A guilty plea "is a grave and solemn act to be accepted only with care and discernment." Brady v. United States, 397 U.S. 742, 748, 25 L. Ed. 2d 747, 90 S. Ct. 1463 (1970). A plea cannot be considered voluntary unless the defendant receives "'real notice of the true nature of the charge against him, the first and most universally recognized requirement of due process.'" Henderson v. Morgan, 426 U.S. 637, 645, 49 L. Ed. 2d 108, 96 S. Ct. 2253 (1976)(quoting Smith v. O'Grady, 312 U.S. 329, 334, 85 L. Ed. 859, 61 S. Ct. 572 (1941)). "Before accepting a plea of guilty . . ., the court must address the defendant personally in open court and inform the defendant of, and determine that the defendant understands, . . . the nature of the charge to which the plea is offered . . . ." Fed. R. Crim. Proc. 11(c) (emphasis added).

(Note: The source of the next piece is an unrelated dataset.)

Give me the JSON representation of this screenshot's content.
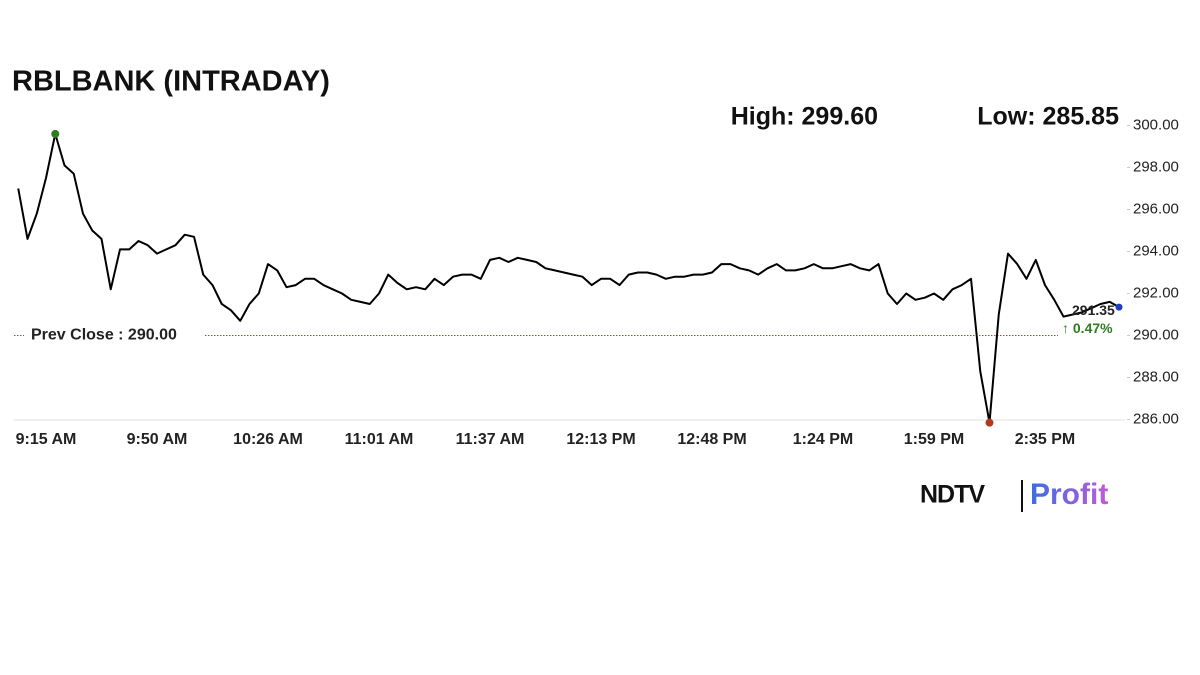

This Court has specifically held Fed. R. Crim. Proc. 11(c) to mean that, "as a minimum, before accepting a guilty plea each district judge must personally inform the defendant of each and every right and other matter set out in Rule 11. Otherwise the plea must be treated as a nullity." United States v. Journet, 544 F.2d 633, 636 (2d Cir. 1976). When the charge is conspiracy, a defendant should not be allowed to plead guilty unless he understands, "at a minimum . . . that such a charge requires proof of an agreement between two or more persons to commit an offense . . . knowledge of the existence of a conspiracy; and an intent to participate in the unlawful enterprise." Irizarry v. United States, 508 F.2d 960, 966 (2d Cir. 1974).
Here, Judge Munson was informed by Galloway's attorney that he had explained the plea agreement and the indictment to Galloway. The Supreme Court in McCarthy v. United States, 394 U.S. 459, 22 L. Ed. 2d 418, 89 S. Ct. 1166 (1969), however, held that an attorney's representation that he explained a charge to the defendant is not enough to demonstrate that the defendant understands the nature of that charge. See id. at 466-67. Rather, a district court judge must personally question the defendant to confirm that he possesses the requisite understanding. Id. In making this inquiry, "[a] court is not required to follow any particular formula . . . ." United States v. Andrades, 169 F.3d 131, 135 (2d Cir. 1999). It is enough for the district court to "'describe the elements of the offense in the court's own words' or [to] 'provide that information by reading the indictment to the defendant where the pertinent count spells out the elements of the offense and the circumstances indicate that this will be sufficient.'" Id. (citations omitted). Finally, "if defendant's recitation of his own conduct insufficiently supports the relevant charge, then Rule 11(c)(1) nonetheless is satisfied where the charging instrument plainly describes the offense and defendant acknowledges that he read, understood, and discussed with his attorney that legal document." Id.
The district court here never asked Galloway whether he understood the nature of the offense to which he was entering a guilty plea. The court, moreover, did not itself explain the elements of the conspiracy to Galloway, nor did it read the indictment to him. Finally, the court did not ask the defendant to describe his participation in the offense, and the defendant therefore did not provide the court with sufficient information to establish that he understood the meaning of his plea. For these reasons, we are not satisfied that Galloway's guilty plea was knowing, intelligent and voluntary, and we will not enforce the provision of the plea agreement waiving Galloway's right to appeal.
For the above reasons, the judgment of conviction is VACATED and the case REMANDED.